Third, the release of the hostages: Here we have an actual conspiracy, one where details have emerged in the period since I started writing. You may have missed it, but we got new information over the weekend. The NYT ran a story wherein Ben Barnes confessed to accompanying his mentor John B. Connally Jr., on a trip to the Middle East where Connally made it known to Middle Eastern leaders that the Iranians should delay releasing the hostages until after the election. Barnes’ story checks out, as much as such a thing can 43 years after the fact, but even so we’re still not looking at definitive proof. This particular example has some instructive features. The scale of the conspiracy is interesting. It was a small effort, not a lot of moving parts, and not a lot of people involved. Also I don’t think the truth was that far off from actual mainstream opinion.
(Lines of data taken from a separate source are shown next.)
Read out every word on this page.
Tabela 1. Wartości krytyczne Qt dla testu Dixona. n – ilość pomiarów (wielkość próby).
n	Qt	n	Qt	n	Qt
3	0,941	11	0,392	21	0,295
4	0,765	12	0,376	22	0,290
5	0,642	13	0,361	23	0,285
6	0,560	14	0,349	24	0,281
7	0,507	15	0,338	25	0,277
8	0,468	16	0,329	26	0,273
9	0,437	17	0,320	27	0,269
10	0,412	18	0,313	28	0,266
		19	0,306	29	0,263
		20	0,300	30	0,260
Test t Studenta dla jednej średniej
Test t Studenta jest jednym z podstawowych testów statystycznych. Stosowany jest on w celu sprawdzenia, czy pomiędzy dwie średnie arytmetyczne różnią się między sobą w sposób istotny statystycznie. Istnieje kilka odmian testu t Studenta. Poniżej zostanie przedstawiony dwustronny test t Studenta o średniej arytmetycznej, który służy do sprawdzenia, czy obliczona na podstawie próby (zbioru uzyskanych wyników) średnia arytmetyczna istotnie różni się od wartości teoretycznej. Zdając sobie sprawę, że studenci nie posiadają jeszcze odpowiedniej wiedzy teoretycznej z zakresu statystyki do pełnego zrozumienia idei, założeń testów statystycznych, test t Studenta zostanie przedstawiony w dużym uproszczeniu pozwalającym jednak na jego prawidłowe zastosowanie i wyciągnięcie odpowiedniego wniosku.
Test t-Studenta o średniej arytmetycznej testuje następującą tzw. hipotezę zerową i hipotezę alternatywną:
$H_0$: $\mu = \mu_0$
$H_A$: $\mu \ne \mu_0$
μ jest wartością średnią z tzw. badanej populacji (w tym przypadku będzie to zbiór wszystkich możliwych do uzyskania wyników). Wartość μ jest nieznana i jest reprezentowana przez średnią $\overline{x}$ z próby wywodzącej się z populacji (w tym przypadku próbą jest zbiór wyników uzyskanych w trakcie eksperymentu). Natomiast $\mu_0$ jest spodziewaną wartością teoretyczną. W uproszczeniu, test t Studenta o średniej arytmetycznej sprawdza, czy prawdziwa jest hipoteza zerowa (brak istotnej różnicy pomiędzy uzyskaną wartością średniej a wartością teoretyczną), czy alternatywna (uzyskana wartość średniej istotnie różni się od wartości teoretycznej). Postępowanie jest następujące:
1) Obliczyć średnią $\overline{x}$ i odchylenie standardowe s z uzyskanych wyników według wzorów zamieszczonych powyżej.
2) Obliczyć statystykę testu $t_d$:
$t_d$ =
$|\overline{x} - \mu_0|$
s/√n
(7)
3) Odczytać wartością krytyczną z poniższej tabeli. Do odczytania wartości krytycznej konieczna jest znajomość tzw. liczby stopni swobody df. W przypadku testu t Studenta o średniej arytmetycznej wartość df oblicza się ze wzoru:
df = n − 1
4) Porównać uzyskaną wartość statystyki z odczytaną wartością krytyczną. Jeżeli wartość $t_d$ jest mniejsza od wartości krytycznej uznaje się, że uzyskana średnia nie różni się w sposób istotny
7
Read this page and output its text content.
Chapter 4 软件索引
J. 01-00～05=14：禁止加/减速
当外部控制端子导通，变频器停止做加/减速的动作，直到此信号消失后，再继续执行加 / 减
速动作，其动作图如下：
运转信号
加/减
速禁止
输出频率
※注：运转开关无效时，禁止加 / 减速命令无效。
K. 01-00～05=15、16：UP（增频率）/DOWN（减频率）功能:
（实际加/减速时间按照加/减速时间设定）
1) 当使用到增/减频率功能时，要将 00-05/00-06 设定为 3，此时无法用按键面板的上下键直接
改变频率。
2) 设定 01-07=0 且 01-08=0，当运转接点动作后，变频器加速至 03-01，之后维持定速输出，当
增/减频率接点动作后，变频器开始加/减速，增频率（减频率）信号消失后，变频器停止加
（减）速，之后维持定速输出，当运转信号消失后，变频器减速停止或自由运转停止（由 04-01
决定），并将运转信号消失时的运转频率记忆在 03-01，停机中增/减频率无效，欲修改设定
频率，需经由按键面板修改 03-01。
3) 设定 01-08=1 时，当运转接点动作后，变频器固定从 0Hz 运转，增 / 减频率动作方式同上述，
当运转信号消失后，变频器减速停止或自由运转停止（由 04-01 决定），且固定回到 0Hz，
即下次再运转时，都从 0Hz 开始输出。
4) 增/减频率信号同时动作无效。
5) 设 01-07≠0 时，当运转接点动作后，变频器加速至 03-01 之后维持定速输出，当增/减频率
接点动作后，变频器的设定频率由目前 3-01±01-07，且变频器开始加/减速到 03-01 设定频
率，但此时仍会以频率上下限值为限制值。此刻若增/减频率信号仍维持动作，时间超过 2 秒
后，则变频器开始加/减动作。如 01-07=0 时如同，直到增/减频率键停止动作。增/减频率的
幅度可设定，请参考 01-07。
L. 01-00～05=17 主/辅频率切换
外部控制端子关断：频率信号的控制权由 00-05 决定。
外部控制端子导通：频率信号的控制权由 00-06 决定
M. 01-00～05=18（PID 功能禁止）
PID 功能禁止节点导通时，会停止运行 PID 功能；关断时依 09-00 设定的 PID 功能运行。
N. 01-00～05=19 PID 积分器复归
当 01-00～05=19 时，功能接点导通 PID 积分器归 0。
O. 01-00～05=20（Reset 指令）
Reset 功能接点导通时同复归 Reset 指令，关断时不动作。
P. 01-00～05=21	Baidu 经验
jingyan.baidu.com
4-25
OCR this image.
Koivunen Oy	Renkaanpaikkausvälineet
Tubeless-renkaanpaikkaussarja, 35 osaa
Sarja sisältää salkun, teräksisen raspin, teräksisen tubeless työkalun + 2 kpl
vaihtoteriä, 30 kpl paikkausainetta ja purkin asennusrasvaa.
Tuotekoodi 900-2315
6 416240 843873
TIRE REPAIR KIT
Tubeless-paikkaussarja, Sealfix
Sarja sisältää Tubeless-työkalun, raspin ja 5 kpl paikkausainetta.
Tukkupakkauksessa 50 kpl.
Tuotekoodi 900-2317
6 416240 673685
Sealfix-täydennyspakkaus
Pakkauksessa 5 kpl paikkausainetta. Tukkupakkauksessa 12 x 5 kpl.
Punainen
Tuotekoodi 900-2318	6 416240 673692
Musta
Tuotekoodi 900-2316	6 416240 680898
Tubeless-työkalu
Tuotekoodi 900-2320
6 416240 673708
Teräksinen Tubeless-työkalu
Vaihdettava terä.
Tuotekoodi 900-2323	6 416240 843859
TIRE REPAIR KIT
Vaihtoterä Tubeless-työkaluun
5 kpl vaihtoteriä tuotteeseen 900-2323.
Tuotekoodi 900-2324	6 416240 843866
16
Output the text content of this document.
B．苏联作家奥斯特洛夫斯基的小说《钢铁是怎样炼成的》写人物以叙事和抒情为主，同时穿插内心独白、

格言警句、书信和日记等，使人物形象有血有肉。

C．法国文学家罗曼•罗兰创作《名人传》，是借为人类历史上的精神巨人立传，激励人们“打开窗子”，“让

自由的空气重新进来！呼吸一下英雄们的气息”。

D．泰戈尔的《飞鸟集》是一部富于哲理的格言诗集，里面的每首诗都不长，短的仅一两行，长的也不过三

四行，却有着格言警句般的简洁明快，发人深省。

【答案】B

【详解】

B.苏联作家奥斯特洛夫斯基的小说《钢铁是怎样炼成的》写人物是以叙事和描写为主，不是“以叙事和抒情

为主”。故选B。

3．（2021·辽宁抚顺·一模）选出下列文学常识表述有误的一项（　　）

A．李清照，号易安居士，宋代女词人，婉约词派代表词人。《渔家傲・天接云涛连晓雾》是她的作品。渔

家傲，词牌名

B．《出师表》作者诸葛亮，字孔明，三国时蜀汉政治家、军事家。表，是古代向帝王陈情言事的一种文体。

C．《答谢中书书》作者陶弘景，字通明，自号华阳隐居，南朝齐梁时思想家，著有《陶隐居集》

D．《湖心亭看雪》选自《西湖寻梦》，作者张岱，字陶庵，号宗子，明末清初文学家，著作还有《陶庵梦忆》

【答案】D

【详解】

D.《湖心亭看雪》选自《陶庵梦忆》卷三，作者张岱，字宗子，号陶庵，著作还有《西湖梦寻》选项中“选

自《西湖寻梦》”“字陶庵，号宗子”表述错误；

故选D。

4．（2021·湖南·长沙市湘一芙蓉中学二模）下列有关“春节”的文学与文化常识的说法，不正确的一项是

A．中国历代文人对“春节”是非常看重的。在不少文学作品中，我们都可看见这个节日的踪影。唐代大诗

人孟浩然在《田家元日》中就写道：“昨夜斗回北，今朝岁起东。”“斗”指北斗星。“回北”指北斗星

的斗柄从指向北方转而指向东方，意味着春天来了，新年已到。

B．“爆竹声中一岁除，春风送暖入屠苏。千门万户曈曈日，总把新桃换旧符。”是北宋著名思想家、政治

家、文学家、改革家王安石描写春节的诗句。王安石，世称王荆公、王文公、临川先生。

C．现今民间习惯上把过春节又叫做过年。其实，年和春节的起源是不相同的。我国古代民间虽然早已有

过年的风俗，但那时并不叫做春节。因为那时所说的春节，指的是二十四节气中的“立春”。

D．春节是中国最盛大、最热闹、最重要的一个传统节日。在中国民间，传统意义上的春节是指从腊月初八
The timing of the release was always super suspicious, and had you asked the average American if such a deal was conceivable they probably would have answered in the affirmative.
After considering all of this I return to my initial advice. I don’t think it’s especially important or impactful to spend lots of time trying to get to the bottom of any particular conspiracy theory — to uncover the truth behind a specific event. But I do think it’s important to get a feel for the potential of conspiracies, what governments (and individuals) might be capable of pulling off. And on the flip side of that, while I haven’t spent a lot of time on it, to get a feel for the range of their incompetence as well.
This is all well and good, but how does one go about it, and does the modern firehose of data make this effort more or less difficult? I would say “Both”. It makes it very difficult to be deeply educated about more than a few theories, without completely giving your life over to it, which has its own dangers. And, if you let your guard down it’s easy to get drowned by the colossal deluge of bad information.
On the other hand — to completely mix metaphors — while they are deeply buried, there are nuggets of truth in that firehose. Truth of a purity undreamt of before the internet. But you’re going to have to wade through a lot of shit to get to it.